A new 10% tariff is set to begin on February 1, with a planned increase to 25% on June 1 if no agreement is reached.
The targets include Denmark, Norway, Sweden, France, Germany, the UK, the Netherlands, and Finland. Trump has stated the tariffs stay until a full deal on Greenland is reached.
This fits the same structure that has defined Trump’s trade strategy in previous episodes.

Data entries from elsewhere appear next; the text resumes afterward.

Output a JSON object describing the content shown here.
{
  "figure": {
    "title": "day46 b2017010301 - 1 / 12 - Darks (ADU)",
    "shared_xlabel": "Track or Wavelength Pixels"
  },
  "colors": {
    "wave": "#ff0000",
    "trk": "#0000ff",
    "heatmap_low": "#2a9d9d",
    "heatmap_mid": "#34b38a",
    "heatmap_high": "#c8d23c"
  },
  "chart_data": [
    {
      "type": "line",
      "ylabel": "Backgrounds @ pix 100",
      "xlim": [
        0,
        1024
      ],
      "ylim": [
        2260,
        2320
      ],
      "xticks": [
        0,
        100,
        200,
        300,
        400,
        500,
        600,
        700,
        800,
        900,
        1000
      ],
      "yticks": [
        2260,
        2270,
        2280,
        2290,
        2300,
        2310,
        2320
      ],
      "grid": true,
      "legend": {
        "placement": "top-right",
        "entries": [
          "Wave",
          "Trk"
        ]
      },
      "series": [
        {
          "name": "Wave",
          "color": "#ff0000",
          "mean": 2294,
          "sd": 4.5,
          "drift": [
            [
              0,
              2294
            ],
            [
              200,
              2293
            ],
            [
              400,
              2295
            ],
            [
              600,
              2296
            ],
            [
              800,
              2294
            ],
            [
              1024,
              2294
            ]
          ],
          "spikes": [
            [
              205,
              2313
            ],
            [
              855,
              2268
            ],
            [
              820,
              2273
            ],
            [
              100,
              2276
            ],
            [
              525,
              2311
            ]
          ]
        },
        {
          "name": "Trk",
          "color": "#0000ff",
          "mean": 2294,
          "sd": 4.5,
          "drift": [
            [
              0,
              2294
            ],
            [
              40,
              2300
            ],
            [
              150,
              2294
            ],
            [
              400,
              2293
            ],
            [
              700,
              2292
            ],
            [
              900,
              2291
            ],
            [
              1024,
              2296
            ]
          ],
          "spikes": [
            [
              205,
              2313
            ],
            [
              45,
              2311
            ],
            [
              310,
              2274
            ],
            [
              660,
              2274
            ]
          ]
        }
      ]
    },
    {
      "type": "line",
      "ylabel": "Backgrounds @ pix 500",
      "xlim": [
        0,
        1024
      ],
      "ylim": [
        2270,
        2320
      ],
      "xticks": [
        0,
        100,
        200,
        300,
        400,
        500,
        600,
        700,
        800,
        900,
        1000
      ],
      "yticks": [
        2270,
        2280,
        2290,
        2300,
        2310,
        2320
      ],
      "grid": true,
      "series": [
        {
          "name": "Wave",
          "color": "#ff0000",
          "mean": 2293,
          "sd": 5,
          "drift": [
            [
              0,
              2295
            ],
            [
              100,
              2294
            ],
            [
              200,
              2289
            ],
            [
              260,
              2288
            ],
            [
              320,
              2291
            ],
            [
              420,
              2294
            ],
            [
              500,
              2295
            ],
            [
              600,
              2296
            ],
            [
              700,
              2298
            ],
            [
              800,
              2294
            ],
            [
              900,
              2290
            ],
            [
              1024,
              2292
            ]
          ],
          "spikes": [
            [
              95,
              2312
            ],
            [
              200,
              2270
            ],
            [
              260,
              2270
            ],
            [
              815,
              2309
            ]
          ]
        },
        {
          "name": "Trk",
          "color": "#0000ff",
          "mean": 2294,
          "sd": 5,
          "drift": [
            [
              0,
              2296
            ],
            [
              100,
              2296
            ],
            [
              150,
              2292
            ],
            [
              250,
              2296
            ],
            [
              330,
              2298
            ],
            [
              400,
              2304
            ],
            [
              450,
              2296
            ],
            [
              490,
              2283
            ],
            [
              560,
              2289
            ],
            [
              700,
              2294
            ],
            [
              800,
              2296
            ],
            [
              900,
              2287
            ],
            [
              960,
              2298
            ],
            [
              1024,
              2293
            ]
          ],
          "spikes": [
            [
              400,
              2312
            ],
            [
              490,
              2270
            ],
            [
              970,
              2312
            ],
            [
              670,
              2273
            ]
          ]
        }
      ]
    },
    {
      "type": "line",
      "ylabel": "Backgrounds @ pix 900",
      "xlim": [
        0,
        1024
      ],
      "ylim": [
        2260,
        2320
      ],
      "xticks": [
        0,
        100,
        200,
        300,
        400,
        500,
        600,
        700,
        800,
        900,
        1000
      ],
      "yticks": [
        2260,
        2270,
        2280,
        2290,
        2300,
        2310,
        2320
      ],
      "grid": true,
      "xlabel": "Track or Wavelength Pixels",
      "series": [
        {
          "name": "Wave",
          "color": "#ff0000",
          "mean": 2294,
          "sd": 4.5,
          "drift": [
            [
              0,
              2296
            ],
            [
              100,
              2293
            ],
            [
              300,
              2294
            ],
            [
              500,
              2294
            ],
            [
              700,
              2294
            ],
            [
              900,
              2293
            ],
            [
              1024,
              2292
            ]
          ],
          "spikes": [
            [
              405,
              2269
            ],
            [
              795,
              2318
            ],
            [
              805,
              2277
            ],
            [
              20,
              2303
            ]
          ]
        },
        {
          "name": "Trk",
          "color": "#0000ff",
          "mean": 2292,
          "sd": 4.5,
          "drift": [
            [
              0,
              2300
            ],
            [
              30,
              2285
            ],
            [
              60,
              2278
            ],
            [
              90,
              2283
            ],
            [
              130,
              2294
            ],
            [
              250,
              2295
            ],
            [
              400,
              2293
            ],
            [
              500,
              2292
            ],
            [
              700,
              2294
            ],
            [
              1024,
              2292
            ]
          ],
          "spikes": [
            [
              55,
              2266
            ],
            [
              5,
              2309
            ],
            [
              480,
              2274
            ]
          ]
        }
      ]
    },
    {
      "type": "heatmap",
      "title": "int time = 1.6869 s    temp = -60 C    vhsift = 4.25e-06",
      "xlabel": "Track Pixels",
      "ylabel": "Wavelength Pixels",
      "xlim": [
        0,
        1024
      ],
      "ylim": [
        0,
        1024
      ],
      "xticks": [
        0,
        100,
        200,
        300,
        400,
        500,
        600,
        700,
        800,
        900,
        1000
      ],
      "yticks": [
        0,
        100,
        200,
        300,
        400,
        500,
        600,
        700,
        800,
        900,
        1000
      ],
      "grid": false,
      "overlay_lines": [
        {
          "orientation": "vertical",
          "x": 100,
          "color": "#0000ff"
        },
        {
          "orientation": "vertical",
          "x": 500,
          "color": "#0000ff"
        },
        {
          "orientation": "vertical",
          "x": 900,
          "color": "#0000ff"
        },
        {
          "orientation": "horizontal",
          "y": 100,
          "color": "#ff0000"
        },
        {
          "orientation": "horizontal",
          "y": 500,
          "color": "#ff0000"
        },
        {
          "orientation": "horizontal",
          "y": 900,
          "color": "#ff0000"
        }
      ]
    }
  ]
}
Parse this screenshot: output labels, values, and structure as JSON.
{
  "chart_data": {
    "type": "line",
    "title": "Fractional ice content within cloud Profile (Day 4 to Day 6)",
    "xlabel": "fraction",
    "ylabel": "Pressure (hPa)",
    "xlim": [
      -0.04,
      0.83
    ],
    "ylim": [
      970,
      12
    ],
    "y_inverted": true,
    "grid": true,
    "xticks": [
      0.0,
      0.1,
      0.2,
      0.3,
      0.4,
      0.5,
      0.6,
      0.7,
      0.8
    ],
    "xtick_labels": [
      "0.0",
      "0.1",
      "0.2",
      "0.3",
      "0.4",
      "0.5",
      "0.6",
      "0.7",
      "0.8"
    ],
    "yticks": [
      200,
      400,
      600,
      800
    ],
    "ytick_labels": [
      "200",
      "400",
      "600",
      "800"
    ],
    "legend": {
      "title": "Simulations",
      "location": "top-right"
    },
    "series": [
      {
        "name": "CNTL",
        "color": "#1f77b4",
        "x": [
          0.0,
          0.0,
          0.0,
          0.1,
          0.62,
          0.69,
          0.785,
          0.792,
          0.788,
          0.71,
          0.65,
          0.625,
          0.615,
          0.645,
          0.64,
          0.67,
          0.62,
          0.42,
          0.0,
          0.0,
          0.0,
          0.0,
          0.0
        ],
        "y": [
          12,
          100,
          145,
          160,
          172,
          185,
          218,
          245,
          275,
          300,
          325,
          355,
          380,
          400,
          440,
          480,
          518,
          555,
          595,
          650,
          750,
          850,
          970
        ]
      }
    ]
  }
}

How the tariff cycle usually unfolds
🟡 Initial threat or cryptic message, often late Friday
🟡 Formal tariff announcement shortly after, usually aggressive in size
🟡 Repeated pressure over the weekend while markets are closed
🟡 Futures sell off when markets reopen on Sunday night
🟡 Early week volatility as headlines dominate
🟡 Dip buying appears midweek as traders realize tariffs are not yet live
🟡 Talks and “progress” headlines surface the following weekend
🟡 Futures rally on optimism, often fading after the cash open
🟡 A deal is announced before tariffs actually take effect
Tariffs are used as leverage, not as an end goal.
The timing matters.
Announcements tend to come when markets are closed, with a 2–3 week window before implementation to force negotiations. In past cases, deals were announced on the exact day tariffs were supposed to go live.
This time the Greenland demand is more complex than past disputes, which could stretch the timeline. Still, the sequence remains familiar.
Markets tend to struggle most during the headline phase, then stabilize once process replaces emotion.
Volatility is not the outcome. It is the mechanism.